A Notebook Process produces two primary output types.

Data Outputs

  • If your notebook writes data to a table or file path, register that location as an Output Dataset.
  • This enables downstream nodes to detect data readiness and establish dependencies.

Executed Notebook Artifact

  • By default, Syntasa saves a copy of the notebook after execution, including:
    • Cell outputs
    • Logs
    • Charts and visualizations
  • Configure the storage path for this artifact in the Output tab.

Scheduling and Triggering Execution

Notebook Processes participate fully in App orchestration.

Connect Dependencies

  • Draw a connector from upstream nodes (for example, Crawlers or Event Stores) to the Notebook Process.
  • The notebook will execute only after upstream dependencies complete successfully.

Configure Schedule

  • Open App Settings.
  • Define triggers such as:
    • Hourly
    • Daily
    • Weekly
    • Event-based

Deploy

  • Click Build and Deploy to activate the pipeline.

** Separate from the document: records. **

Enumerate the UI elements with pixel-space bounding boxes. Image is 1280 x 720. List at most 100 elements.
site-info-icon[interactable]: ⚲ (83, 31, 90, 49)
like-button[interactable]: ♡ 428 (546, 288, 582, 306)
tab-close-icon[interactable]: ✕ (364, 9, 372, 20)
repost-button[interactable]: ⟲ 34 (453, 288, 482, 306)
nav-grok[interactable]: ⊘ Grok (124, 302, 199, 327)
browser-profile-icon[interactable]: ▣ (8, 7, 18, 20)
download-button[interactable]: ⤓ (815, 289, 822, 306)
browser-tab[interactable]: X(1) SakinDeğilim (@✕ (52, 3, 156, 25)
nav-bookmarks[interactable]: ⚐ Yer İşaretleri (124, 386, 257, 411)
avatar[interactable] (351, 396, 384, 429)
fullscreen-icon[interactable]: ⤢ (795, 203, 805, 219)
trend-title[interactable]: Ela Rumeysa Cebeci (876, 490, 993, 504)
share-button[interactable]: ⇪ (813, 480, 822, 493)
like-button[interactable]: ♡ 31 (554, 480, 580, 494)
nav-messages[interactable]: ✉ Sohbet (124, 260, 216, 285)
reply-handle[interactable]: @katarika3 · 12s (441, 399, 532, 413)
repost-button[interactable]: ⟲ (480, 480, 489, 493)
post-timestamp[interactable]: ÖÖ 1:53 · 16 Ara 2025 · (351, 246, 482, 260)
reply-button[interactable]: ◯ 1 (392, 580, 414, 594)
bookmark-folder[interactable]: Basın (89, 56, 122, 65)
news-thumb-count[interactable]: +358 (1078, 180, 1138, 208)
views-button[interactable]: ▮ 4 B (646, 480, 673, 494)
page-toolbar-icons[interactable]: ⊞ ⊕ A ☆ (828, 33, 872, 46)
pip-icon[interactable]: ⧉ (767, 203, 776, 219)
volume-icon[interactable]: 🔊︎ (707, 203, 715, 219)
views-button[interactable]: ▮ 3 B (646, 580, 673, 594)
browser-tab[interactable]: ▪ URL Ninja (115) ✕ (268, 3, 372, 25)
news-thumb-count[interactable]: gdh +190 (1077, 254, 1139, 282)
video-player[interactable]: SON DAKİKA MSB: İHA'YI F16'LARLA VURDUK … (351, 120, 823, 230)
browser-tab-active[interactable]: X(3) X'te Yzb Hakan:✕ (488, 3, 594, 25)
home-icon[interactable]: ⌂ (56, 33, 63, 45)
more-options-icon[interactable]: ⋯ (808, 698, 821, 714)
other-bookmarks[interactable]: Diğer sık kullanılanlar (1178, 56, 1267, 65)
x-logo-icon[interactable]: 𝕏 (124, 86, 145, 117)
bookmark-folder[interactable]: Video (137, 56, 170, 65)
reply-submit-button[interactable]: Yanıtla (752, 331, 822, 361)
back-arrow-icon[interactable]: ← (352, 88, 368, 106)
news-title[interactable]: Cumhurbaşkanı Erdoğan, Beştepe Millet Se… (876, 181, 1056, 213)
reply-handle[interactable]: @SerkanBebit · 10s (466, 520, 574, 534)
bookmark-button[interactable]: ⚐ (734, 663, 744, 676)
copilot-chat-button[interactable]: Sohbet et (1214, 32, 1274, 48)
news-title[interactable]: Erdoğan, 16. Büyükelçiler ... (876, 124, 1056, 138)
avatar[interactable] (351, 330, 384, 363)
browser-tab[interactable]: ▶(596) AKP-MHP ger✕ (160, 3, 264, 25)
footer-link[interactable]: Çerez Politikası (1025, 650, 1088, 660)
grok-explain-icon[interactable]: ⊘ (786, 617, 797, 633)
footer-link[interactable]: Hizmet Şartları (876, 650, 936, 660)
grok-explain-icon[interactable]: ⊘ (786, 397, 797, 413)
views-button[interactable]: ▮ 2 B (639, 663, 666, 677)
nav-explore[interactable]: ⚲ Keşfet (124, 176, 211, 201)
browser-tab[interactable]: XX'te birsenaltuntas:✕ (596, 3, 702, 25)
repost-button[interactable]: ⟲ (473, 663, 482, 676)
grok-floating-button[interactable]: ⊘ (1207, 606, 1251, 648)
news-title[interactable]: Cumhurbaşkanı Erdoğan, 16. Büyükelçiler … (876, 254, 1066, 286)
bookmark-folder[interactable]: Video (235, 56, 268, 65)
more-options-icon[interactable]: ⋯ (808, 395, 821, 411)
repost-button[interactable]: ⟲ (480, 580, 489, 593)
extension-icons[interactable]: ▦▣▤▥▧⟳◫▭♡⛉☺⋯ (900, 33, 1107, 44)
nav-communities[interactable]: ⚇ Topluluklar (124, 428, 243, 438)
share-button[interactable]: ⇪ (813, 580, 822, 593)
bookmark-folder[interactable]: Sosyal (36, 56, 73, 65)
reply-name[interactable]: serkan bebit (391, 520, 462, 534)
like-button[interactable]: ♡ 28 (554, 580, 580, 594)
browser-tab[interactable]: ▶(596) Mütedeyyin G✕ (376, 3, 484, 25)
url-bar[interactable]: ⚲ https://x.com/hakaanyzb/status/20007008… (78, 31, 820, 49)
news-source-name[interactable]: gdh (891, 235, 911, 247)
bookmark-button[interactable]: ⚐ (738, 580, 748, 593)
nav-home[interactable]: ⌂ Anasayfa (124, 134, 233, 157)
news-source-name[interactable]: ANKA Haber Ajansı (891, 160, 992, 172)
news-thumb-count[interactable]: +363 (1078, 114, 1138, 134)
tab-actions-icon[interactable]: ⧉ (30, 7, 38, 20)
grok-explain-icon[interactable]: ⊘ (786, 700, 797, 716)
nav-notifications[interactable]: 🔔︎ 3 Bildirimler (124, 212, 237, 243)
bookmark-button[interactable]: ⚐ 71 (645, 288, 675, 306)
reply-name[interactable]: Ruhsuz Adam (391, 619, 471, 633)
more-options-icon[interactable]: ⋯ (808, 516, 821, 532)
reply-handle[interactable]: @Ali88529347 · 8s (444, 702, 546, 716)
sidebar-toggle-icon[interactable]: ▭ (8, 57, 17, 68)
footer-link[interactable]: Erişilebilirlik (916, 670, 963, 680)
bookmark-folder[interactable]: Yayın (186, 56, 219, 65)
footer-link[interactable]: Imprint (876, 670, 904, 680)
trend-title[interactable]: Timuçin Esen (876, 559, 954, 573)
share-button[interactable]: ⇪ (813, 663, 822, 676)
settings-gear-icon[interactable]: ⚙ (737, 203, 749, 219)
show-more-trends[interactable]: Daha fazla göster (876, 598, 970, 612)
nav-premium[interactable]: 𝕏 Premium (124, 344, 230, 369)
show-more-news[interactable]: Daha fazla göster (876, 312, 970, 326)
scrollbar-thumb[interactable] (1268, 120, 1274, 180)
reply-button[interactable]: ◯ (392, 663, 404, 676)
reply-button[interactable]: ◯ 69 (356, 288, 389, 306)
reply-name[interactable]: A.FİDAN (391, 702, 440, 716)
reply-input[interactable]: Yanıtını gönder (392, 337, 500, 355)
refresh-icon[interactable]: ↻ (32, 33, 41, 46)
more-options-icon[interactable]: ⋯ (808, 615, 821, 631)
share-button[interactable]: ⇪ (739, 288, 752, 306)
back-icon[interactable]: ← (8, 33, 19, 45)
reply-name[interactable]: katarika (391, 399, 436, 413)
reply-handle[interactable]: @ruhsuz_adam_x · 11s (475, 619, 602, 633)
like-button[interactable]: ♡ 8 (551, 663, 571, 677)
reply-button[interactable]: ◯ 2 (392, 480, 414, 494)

Monitoring and Troubleshooting

App Monitor

  • View real-time execution status in the Monitor tab.

Logs

  • Click the Notebook Process node in Monitor view to access:
    • Python tracebacks
    • Spark driver and executor logs

Executed Notebook Review

  • Download or open the executed notebook to inspect:
    • Failed cells
    • Intermediate outputs
    • Runtime parameters

This is often the fastest way to identify logic or data issues.


Summary of Key UI Actions

ActionPurpose
LaunchOpens JupyterLab to edit the source notebook.
RefreshSynchronizes App Studio with the latest notebook changes and parameters.
PreviewDisplays variables detected in the parameters cell.
Output PathDefines where the executed notebook snapshot is stored.

Conclusion

The Notebook Process node bridges interactive data science development and production-grade orchestration. By carefully configuring workspace linkage, parameters, runtime resources, outputs, and schedules, teams can reliably operationalize notebooks as scalable and auditable components of enterprise data pipelines.